Planning protests may ‘derail strategies to cut emissions’
Objections to expand electricity grid seen as barrier to 2030 target
Eirgrid plans to formally launch a public consultation on plans to meet the Government’s 70 per cent target by 2030.
Planning protests could de-rail Government plans to cut greenhouse gas emissions unless the problem is tackled now, experts warned at the weekend.
The Government wants green energy to generate 70 per cent of the electricity used in the Republic by 2030, from about 40 per cent now.
A study by the Irish Academy of Engineering acknowledges that this will require huge spending on preparing the national electricity grid for the volume of renewable generators set to come on stream over the next decade.
However, the organisation warns that the renewables plan is “destined to fail” if the grid cannot carry the electricity to the places that need it most.
Dr Jim Browne, academy president, said that by “not overcoming this hurdle, Ireland will fail to reach its 2030 target, resulting in a hugely disappointing failure towards our obligations on climate change”.
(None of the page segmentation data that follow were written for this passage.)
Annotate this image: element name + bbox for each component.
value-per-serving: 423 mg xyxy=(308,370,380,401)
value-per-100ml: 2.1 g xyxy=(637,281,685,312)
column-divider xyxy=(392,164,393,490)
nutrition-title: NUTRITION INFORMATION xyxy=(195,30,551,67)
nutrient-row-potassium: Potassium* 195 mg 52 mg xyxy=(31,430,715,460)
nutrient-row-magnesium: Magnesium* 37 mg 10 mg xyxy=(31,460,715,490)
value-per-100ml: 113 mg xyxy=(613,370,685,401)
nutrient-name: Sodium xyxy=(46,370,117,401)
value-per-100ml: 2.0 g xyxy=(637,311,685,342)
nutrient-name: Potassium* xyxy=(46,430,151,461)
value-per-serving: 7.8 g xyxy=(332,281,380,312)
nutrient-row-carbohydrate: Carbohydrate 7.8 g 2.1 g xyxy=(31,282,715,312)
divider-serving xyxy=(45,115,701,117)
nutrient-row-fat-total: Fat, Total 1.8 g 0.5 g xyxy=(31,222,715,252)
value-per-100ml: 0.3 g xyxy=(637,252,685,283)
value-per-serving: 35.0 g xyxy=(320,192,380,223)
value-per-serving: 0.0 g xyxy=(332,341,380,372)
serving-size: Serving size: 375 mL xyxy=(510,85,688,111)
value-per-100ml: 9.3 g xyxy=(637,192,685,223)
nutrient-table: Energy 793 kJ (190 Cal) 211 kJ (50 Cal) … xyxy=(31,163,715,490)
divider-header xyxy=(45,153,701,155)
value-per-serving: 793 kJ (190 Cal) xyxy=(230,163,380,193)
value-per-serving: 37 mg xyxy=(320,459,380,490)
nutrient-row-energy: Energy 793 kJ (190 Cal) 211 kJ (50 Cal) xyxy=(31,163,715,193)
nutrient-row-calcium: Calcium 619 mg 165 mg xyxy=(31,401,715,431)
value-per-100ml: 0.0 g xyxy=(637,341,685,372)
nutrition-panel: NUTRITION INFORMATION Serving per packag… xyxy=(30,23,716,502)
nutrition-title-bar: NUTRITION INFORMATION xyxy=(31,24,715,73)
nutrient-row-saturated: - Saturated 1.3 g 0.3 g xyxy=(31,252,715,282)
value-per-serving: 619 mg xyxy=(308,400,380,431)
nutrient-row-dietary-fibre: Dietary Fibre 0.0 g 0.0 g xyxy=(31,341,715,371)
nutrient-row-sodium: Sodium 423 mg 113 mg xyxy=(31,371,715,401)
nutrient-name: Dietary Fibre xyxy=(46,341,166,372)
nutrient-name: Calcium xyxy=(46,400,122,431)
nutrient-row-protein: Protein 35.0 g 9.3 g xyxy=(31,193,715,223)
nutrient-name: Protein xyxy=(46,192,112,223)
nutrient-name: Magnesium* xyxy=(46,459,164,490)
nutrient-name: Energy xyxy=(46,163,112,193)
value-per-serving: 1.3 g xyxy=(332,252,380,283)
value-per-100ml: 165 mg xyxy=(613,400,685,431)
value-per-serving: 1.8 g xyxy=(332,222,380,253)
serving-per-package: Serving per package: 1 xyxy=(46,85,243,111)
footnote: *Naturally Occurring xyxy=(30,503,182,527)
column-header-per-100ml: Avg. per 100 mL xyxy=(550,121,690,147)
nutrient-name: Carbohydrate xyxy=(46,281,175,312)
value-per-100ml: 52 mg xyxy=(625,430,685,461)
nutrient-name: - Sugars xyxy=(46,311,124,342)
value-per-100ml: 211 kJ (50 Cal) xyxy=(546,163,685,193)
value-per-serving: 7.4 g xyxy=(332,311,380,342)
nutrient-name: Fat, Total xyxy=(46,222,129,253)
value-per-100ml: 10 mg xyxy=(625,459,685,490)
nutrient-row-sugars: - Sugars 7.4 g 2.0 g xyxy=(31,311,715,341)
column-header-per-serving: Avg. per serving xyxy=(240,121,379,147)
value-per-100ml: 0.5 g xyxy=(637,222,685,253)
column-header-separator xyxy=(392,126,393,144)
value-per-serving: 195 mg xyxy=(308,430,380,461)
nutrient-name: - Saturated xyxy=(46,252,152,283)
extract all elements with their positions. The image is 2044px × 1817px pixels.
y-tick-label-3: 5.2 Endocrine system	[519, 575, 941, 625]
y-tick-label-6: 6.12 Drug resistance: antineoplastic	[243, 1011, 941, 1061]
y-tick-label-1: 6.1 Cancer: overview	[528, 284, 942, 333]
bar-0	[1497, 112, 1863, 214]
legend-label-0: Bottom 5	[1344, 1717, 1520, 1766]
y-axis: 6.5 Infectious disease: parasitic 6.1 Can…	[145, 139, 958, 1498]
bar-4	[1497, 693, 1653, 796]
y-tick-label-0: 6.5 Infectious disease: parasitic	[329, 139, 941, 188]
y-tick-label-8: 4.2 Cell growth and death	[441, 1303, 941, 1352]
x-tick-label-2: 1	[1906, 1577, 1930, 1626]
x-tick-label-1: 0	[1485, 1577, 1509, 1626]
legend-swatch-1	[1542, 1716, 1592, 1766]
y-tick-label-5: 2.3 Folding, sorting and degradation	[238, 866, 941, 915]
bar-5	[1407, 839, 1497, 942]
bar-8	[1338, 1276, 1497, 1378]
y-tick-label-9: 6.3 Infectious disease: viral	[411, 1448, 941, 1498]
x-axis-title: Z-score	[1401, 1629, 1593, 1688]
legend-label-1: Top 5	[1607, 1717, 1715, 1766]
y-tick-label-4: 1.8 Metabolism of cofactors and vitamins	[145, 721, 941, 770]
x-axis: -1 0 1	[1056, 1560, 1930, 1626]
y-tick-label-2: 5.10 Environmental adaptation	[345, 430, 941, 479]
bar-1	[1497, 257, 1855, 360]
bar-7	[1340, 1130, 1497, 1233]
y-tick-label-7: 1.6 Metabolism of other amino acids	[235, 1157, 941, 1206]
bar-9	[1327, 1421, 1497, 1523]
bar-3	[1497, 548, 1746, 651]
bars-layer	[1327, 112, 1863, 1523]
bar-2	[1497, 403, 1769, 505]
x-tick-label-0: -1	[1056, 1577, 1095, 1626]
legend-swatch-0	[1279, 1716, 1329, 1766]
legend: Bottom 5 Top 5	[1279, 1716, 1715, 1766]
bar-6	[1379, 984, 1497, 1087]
The report, the Future of Electricity Transmission in Ireland, highlights public objections to plans to expand the grid as a key barrier to the Republic meeting its target.
They have already said the national grid will need investment to ensure the electricity they generate gets ashore.
However, grid expansion projects, including a link connecting counties Meath and Tyrone, and a plan to boost west-east connections, have run into stiff public opposition.
According to the engineers’ report, governments in Denmark and Germany have taken a hands-on approach to convince the public of the need for investment in their national grids to boost renewable generation.
In Germany, plans to increase renewable power while phasing out nuclear generators required a new north-south link that face objections from individual states, Thuringia and Hesse, as well as farmers and landowners.
The government there has pledged to supervise individual north-south projects in an effort to see that the €14 billion development is completed on time.
Despite broad public support for Denmark’s switch to renewables, the academy’s report states that opposition to overhead transmission lines has forced the country to use more expensive underground technology.
Danish grid operator Energinet recently said there was a need for the industry to create a framework earlier and more widespread talks with citizens about the need for electricity infrastructure.
The academy’s report notes there is a strong lesson for the Republic here: that social constraints are forcing European countries to adopt expensive underground electricity transmission systems. “Will the future be any different for Ireland?” it asks.
Eirgrid, the State company responsible for Ireland’s electricity grids, north and south, plans to formally launch a public consultation on plans to meet the Government’s 70 per cent target by 2030.
The company recently pointed out that it had made the best use of existing assets to ensure the system could carry as much renewable power as possible.
Last year, 36 per cent of electricity used here came from green sources, mainly onshore wind. Eirgrid and the industry generally expect that figure to be overtaken in 2020.
Dr Browne argued that the Danish and German governments did not leave the grid expansion problem to the operating company to resolve.
“International experience tells us that to speed up investment and overcome network bottlenecks, the Irish Government must intervene to address the social acceptability of new transmission infrastructure,” he said.
The report poses 10 questions that the academy believes the Government should answer as it plans to boost renewable electricity generation in the Republic.
They include weighing whether to cut renewable targets in light of likely public opposition to grid expansion and what measures the Government should take to win over objections in order to ensure the targets are met.